Trump’s Mar-a-Lago private resort in Palm Beach, Florida, has doubled its initiation fee from last year to $200,000, bringing it back to the price before the US recession in 2008, an administrative assistant said, adding that membership is nearing the 500-member cap. The near century-old golf and beach club, which “sits royally amidst 20 valuable acres of manicured lawns,” was meant by its creator, cereal heiress Marjorie Merriweather Post, to become the winter White House when she bequeathed it to the US in 1973, but it took Trump to make it so.

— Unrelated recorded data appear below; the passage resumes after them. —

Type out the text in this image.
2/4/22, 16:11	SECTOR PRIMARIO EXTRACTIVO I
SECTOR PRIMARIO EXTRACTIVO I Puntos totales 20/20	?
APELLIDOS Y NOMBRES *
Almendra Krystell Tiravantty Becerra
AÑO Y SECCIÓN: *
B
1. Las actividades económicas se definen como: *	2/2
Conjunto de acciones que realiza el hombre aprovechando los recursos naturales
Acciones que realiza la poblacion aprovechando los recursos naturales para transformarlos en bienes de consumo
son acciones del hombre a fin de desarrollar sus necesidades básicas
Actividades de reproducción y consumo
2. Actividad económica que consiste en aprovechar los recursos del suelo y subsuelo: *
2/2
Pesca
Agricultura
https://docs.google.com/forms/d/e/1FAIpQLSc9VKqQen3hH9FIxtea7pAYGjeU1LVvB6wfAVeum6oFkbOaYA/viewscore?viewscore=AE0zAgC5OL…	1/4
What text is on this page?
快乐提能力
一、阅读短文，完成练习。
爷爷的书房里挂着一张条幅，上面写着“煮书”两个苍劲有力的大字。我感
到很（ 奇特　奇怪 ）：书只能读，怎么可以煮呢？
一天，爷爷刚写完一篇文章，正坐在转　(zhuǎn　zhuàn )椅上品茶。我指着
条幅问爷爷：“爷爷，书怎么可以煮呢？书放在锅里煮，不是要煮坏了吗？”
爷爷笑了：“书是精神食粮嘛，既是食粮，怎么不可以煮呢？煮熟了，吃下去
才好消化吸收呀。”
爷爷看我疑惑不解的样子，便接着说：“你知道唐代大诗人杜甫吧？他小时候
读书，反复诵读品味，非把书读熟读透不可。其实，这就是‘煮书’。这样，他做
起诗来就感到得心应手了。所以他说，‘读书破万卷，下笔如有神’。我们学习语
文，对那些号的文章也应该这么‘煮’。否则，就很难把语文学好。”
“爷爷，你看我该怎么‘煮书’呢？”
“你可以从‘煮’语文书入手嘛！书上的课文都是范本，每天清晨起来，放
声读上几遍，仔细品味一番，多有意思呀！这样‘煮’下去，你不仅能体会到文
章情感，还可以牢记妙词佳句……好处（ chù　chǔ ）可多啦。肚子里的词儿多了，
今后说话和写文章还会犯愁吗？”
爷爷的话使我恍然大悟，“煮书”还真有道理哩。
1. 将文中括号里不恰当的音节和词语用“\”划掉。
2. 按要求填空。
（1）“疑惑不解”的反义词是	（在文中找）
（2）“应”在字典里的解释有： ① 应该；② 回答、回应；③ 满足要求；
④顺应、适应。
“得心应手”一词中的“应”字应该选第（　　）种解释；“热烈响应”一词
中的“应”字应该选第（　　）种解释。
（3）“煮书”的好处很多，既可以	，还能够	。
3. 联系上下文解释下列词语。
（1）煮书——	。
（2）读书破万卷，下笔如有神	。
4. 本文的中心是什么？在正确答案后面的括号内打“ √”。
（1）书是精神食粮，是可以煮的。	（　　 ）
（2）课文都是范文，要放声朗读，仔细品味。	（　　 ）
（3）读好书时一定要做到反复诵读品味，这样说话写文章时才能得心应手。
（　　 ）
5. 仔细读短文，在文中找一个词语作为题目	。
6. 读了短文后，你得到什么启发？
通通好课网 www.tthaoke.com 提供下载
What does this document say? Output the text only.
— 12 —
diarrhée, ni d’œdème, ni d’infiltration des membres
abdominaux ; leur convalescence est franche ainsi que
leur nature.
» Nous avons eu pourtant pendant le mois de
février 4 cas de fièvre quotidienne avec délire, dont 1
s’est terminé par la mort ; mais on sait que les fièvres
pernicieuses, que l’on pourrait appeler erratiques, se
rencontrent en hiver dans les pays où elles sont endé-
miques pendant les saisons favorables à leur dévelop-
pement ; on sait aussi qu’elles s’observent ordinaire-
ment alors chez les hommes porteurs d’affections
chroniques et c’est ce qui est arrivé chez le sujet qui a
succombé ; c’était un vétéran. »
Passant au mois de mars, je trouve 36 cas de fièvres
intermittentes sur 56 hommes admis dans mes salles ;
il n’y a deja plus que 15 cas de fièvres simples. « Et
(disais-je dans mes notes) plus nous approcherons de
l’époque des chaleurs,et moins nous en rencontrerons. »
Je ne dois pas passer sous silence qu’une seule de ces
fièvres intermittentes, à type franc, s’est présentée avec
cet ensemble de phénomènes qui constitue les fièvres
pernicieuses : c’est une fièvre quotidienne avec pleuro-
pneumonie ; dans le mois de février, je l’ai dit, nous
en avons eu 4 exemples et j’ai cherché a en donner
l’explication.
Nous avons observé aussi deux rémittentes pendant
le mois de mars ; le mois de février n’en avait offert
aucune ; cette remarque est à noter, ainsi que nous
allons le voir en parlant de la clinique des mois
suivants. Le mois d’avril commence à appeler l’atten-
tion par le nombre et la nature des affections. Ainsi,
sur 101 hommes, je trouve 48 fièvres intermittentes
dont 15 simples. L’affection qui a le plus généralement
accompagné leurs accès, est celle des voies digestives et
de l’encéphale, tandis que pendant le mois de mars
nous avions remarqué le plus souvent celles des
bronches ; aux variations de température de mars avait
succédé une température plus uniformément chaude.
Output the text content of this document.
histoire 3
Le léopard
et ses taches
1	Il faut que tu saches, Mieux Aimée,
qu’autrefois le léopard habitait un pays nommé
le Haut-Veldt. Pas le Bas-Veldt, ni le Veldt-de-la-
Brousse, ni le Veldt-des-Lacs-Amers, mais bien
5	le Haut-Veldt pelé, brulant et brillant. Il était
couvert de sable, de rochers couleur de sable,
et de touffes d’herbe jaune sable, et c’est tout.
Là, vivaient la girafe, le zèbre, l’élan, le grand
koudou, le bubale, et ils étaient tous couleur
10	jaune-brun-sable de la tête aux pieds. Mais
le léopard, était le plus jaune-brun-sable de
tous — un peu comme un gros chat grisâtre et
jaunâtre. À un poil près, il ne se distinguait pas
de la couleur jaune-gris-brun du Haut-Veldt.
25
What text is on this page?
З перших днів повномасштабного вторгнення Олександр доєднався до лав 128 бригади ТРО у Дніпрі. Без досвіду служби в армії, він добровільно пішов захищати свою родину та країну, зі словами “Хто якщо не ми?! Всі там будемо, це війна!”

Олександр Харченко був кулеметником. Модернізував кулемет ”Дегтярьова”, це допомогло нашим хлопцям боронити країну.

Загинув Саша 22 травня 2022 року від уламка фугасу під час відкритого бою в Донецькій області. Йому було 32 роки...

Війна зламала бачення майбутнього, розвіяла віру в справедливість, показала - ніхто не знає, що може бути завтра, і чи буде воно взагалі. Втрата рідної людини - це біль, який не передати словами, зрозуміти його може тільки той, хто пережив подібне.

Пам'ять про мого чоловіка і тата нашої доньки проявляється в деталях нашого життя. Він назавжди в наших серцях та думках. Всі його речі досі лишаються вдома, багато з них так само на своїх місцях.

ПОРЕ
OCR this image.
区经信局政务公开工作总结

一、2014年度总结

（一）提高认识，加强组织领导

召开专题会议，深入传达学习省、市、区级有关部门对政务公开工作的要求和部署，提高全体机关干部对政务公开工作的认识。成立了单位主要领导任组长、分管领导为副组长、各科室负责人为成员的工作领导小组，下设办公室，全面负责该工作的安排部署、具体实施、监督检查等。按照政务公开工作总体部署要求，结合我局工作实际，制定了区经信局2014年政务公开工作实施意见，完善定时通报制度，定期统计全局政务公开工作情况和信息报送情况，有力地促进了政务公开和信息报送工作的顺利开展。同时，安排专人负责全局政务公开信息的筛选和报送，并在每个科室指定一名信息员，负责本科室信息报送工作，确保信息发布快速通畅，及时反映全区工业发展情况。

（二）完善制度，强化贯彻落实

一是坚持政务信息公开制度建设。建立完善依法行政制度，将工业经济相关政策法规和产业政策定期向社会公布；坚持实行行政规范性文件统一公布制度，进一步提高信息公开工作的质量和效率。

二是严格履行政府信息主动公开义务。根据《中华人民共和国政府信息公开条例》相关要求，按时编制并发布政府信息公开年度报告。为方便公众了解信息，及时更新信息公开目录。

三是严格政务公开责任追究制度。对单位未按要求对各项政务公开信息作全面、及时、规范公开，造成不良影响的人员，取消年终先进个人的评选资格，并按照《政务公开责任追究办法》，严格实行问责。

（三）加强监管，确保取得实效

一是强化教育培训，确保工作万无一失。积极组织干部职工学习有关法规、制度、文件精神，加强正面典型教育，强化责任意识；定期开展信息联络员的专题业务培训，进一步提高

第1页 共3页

Cocktail prices have already climbed at the new Trump International Hotel in Washington DC down the street from the White House and Trump Hotels is optimistic it can expand to more cities. “There are 26 major metropolitan areas in the U.S., and we’re in five,” Eric Danziger, CEO of Trump Hotels told a lodging conference in Los Angeles this week, Bloomberg reported. “I don’t see any reason that we couldn’t be in all of them eventually.”
President Trump himself continues to be dogged by allegations of conflicts of interest that have already sparked one lawsuit during his first week in office. Instead of divesting of his businesses as critics have suggested, Trump has given up leadership of the Trump Organization, putting his older sons in charge.
The company has planned a new line of hotels without the family name, called Scion, which it plans to build in smaller cities.
Given the apparent rise in value of the Trump name, perhaps his sons will rethink that idea.